BACKGROUND: The objective of this study was to examine the prognostic value of baseline health-related quality of life (HRQOL) for survival with regard to different cancer sites using 1 standardized and validated patient self-assessment tool. METHODS: In total, 11 different cancer sites pooled from 30 European Organization for Research and Treatment of Cancer (EORTC) randomized controlled trials were selected for this study. For each cancer site, univariate and multivariate Cox proportional hazards modeling was used to assess the prognostic value (P< .05) of 15 HRQOL parameters using the EORTC Core Quality of Life Questionnaire (QLQ-C30). Models were adjusted for age, sex, and World Health Organization performance status and were stratified by distant metastasis. RESULTS: In total, 7417 patients completed the EORTC QLQ-C30 before randomization. In brain cancer, cognitive functioning was predictive for survival; in breast cancer, physical functioning, emotional functioning, global health status, and nausea and vomiting were predictive for survival; in colorectal cancer, physical functioning, nausea and vomiting, pain, and appetite loss were predictive for survival; in esophageal cancer, physical functioning and social functioning were predictive for survival; in head and neck cancer, emotional functioning, nausea and vomiting, and dyspnea were predictive for survival; in lung cancer, physical functioning and pain were predictive for survival; in melanoma, physical functioning was predictive for survival; in ovarian cancer, nausea and vomiting were predictive for survival; in pancreatic cancer, global health status was predictive for survival; in prostate cancer, role functioning and appetite loss were predictive for survival; and, in testis cancer, role functioning was predictive for survival. CONCLUSIONS: The current results demonstrated that, for each cancer site, at least 1 HRQOL domain provided prognostic information that was additive over and above clinical and sociodemographic variables.

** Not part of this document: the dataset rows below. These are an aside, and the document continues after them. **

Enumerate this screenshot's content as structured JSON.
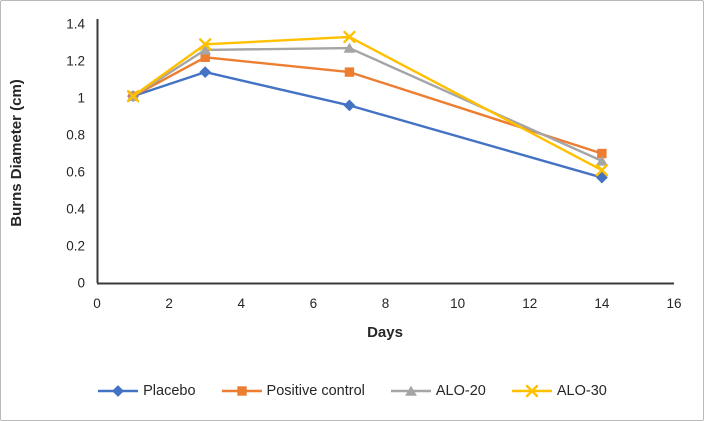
{
  "chart_data": {
    "type": "line",
    "title": "",
    "xlabel": "Days",
    "ylabel": "Burns Diameter (cm)",
    "x": [
      1,
      3,
      7,
      14
    ],
    "xlim": [
      0,
      16
    ],
    "xtick_step": 2,
    "ylim": [
      0,
      1.4
    ],
    "ytick_step": 0.2,
    "grid": false,
    "legend_position": "bottom",
    "axis_color": "#3a3a3a",
    "tick_label_color": "#262626",
    "series": [
      {
        "name": "Placebo",
        "color": "#4472C4",
        "marker": "diamond",
        "values": [
          1.01,
          1.14,
          0.96,
          0.57
        ]
      },
      {
        "name": "Positive control",
        "color": "#ED7D31",
        "marker": "square",
        "values": [
          1.01,
          1.22,
          1.14,
          0.7
        ]
      },
      {
        "name": "ALO-20",
        "color": "#A5A5A5",
        "marker": "triangle",
        "values": [
          1.01,
          1.26,
          1.27,
          0.66
        ]
      },
      {
        "name": "ALO-30",
        "color": "#FFC000",
        "marker": "x",
        "values": [
          1.01,
          1.29,
          1.33,
          0.61
        ]
      }
    ]
  }
}
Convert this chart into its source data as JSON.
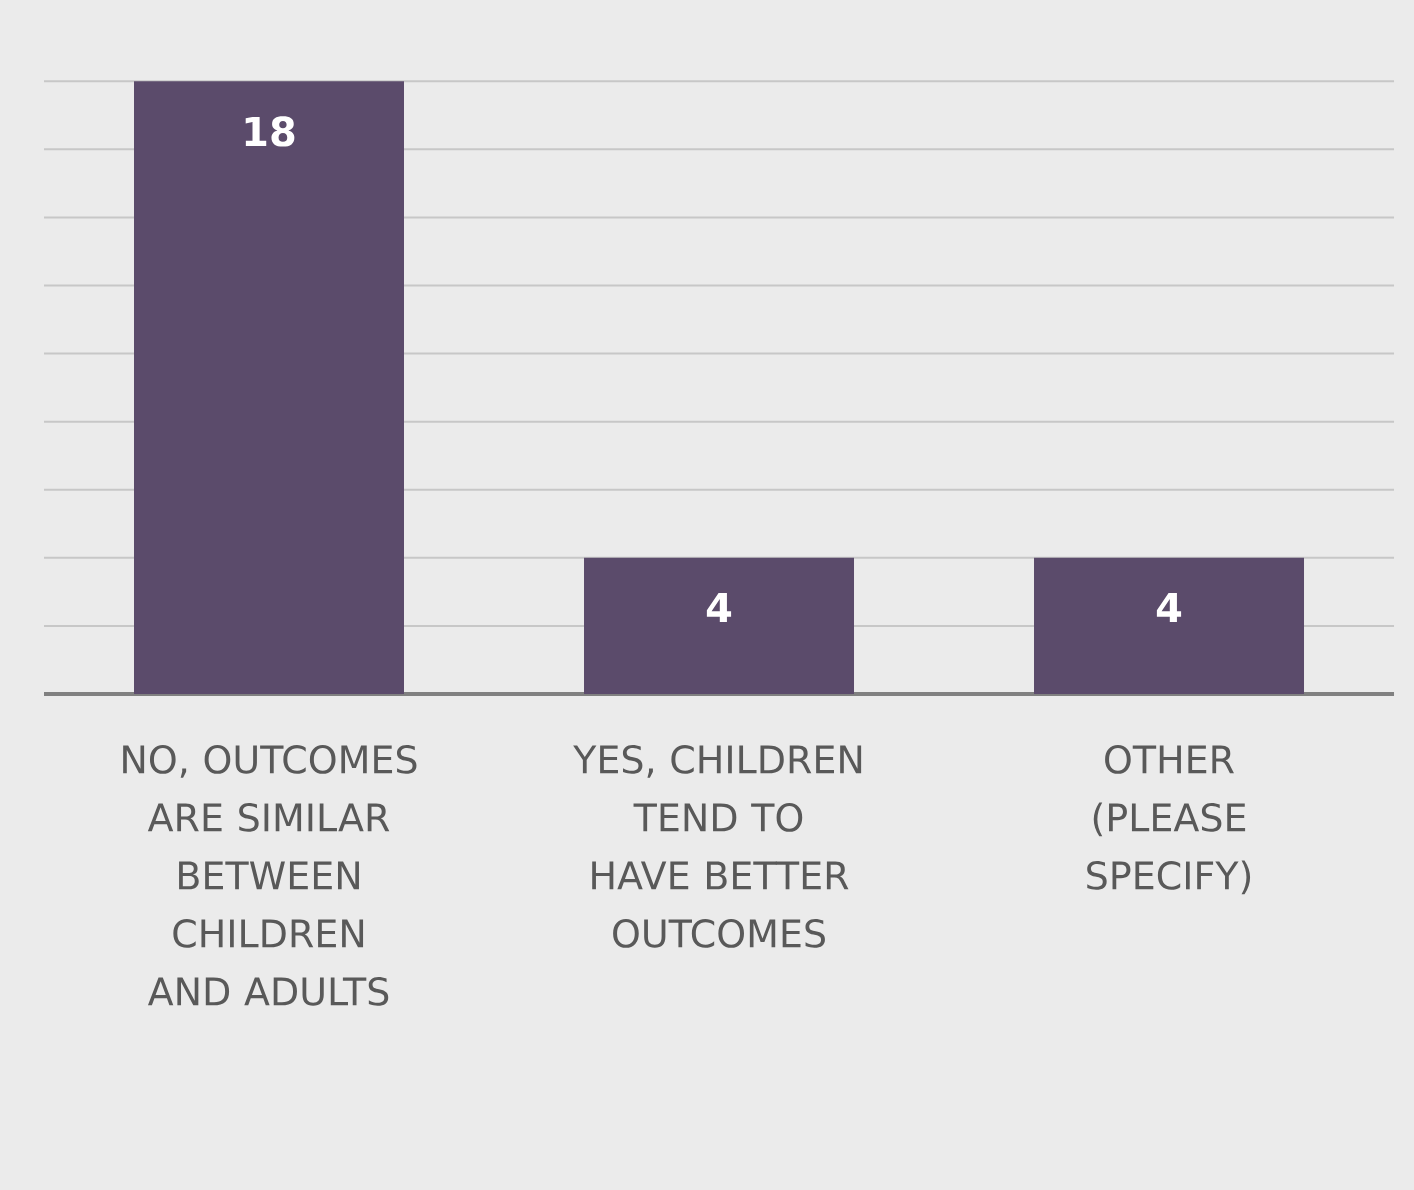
{
  "chart_data": {
    "type": "bar",
    "categories": [
      "NO, OUTCOMES ARE SIMILAR BETWEEN CHILDREN AND ADULTS",
      "YES, CHILDREN TEND TO HAVE BETTER OUTCOMES",
      "OTHER (PLEASE SPECIFY)"
    ],
    "values": [
      18,
      4,
      4
    ],
    "color": "#5b4b6b",
    "grid": "y",
    "data_labels": true
  }
}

背景:本研究旨在使用 1 种标准化和经过验证的患者自我评估工具,通过 11 个不同的癌症部位,从 30 项欧洲癌症研究与治疗组织(EORTC)随机对照试验中,检验基线健康相关生活质量(HRQOL)对生存的预后价值。
方法:为了这项研究,从 30 项欧洲癌症研究与治疗组织(EORTC)随机对照试验中选择了 11 个不同的癌症部位。对于每个癌症部位,使用 EORTC 核心生活质量问卷(QLQ-C30)的单变量和多变量 Cox 比例风险模型来评估 15 个 HRQOL 参数的预后价值(P<0.05)。模型调整了年龄、性别和世界卫生组织表现状态,并按远处转移进行分层。
结果:共有 7417 名患者在随机分组前完成了 EORTC QLQ-C30。在脑癌中,认知功能对生存有预测作用;在乳腺癌中,身体功能、情绪功能、整体健康状况、恶心和呕吐对生存有预测作用;在结直肠癌中,身体功能、恶心和呕吐、疼痛和食欲减退对生存有预测作用;在食道癌中,身体功能和社会功能对生存有预测作用;在头颈部癌症中,情绪功能、恶心和呕吐、呼吸困难对生存有预测作用;在肺癌中,身体功能和疼痛对生存有预测作用;在黑色素瘤中,身体功能对生存有预测作用;在卵巢癌中,恶心和呕吐对生存有预测作用;在胰腺癌中,整体健康状况对生存有预测作用;在前列腺癌中,角色功能和食欲减退对生存有预测作用;在睾丸癌中,角色功能对生存有预测作用。
结论:目前的结果表明,对于每个癌症部位,至少有 1 个 HRQOL 领域提供了预后信息,这些信息在临床和社会人口统计学变量之外具有附加价值。